D’elle, pas si loin, ne nous parvenait même pas le bruit des vagues tant elles devaient être minuscules.
D’à côté, toutes fenêtres ouvertes, à cause de cet épisode de canicule, on entendait distinctement les éclats de rire, les phrases dans les conversations, la musique joyeuse. On attrapait très nettement les tintements des verres, les exclamations de contentement à l’arrivée des bouteilles. On ne voyait pas les convives mais on pouvait se douter qu’ils n’étaient pas assis, à table, on se disait qu’ils pouvaient être debout autour d’une piscine. On percevait les rires des enfants, les plongeons dans le bleu, l’énervement des deux ou trois chiens, leurs aboiements presque incessants. On entendait tout ça et on en fut d’abord vaguement fâché, puis plutôt agacé et enfin très enrougné. Malgré la chaleur.
On a bien essayé mais on n’a pas encore réussi à lâcher son livre.  A cause du bruit qu’ils faisaient, à cause du vacarme de cette bande en goguette. Le type écrivait: "II faut être comme l'arbre à papillons, prêt à accueillir le bonheur et, tu verras, il viendra sur ton épaule. C'est un jour de grande fatigue, en fermant les yeux que je l'ai vu…" C’était  vers  la fin.  Le titre?  Les dames de nage*...
Qu’est-ce-que c’est que ces gens qui s’amusent, jusqu’à pas d’heure, à deux jardins d’ici? Qu’est-ce-que c’est que ces gens qui, dans l’épaisseur moite ne pensent qu’à plaisanter, parler fort? Vont-ils avoir l’audace d’aller jusqu’à chanter? Ils l’ont eue. Ils se sont mis à reprendre en chœur des chansons de marin avec une disgrâce impensable. Bon Dieu, ce qu’ils chantaient faux! Comme elles étaient massacrées les pauvrettes! Les reconnaître sous les fausses notes était presque un jeu. En voilà qui feraient bien mieux de se taire au lieu d’en rire bêtement. Chorale d’alcooliques!
Et la nuit qui s’avance.

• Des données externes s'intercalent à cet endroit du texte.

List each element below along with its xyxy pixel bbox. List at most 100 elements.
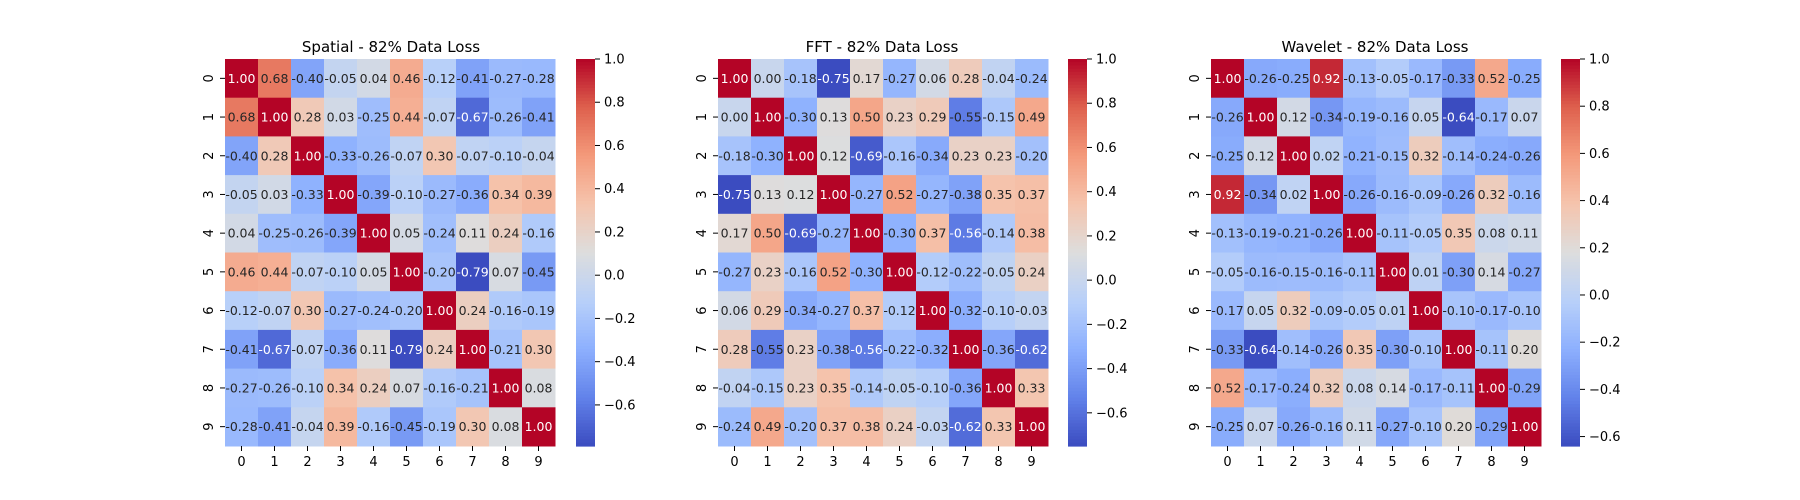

Jusqu’où vont-ils aller? Jusqu’au petit matin? Non? Si?  Comme on les trouvait ridicules avec leur bruyante java malgré l’ambiance générale…
On se disait: “Ils n’ont pas eu la nouvelle, ces gens là ou quoi?”
Comme on leur en voulait de leur rieuse et tonitruante bamboula…  
Bernard Giraudeau venait d'être porté perdu et, eux, n'en faisaient qu'à leur fête...
Comme la joie des autres  pèse son wagon d'enclumes quand notre propre humeur se met à vaciller...

Gwad 08 131

* Les  dames de nage. Bernard Giraudeau. Editions Métailié.

9 commentaires:

Tilia a dit…

Fallait faire un contre-feu, passer de la musique à fond la caisse ! z'avez bien le droit de faire la fête tout seul non ?
Et puis la musique (pas les chansons) ça n'empêche pas de lire ;-)

véronique a dit…

vous m'apprenez cette triste, triste nouvelle Chriscot ....
j'aimais cet acteur aux yeux si clairs ..
et comme il le disait " je rentre au port " ....
c'est une bien jolie manière de dire au revoir, de dire adieu

Tilia a dit…

C'est pas pour dire, Chri, mais c'est un peu agaçant cette habitude de modifier vos billets alors qu'un premier commentaire a déjà été posté ;-)

De quoi j'ai l'air moi maintenat en parlant de mettre la musique à tue-tête pour contrer les décibels des voisins fêtards, alors que vous avez ajouté qu'un acteur de talent que j'aimais vient de décéder ?

En plus c'est l'un des seuls acteurs que j'ai eu la chance de voir en chair et en os, un jour qu'il était à la Fnac pour présenter un de ses livres. Suis triste.

chri a dit…

@Tilia Je veux bien vous croire...
Pardonnez. Voulez vous que j'enlève votre premier?

Tilia a dit…

Meuh non, Chri ! laissez, vous êtes tout pardonné (j'allais dire il n'y a pas mort d'homme). Bien si, il y a, malheureusement... Chienne de vie.

chri a dit…

@Tilia: Ouf, je laisse, alors.
Quel regard, il a (vait).

Tilia a dit…

Son regard sur les êtres et les choses, vous voulez dire ? ou ses beaux yeux bleus...
Sa vision du monde était celle d'un humaniste. Je me souviens de son film "Les Caprices d'un fleuve", j'avais beaucoup aimé.

chri a dit…

@Tilia: Les deux, les deux.
Sa vision du monde avait changé complètement avec l'apparition de sa maladie. Une leçon?

emma a dit…

putain de cancer, c'était un homme. Que de beaux textes ici !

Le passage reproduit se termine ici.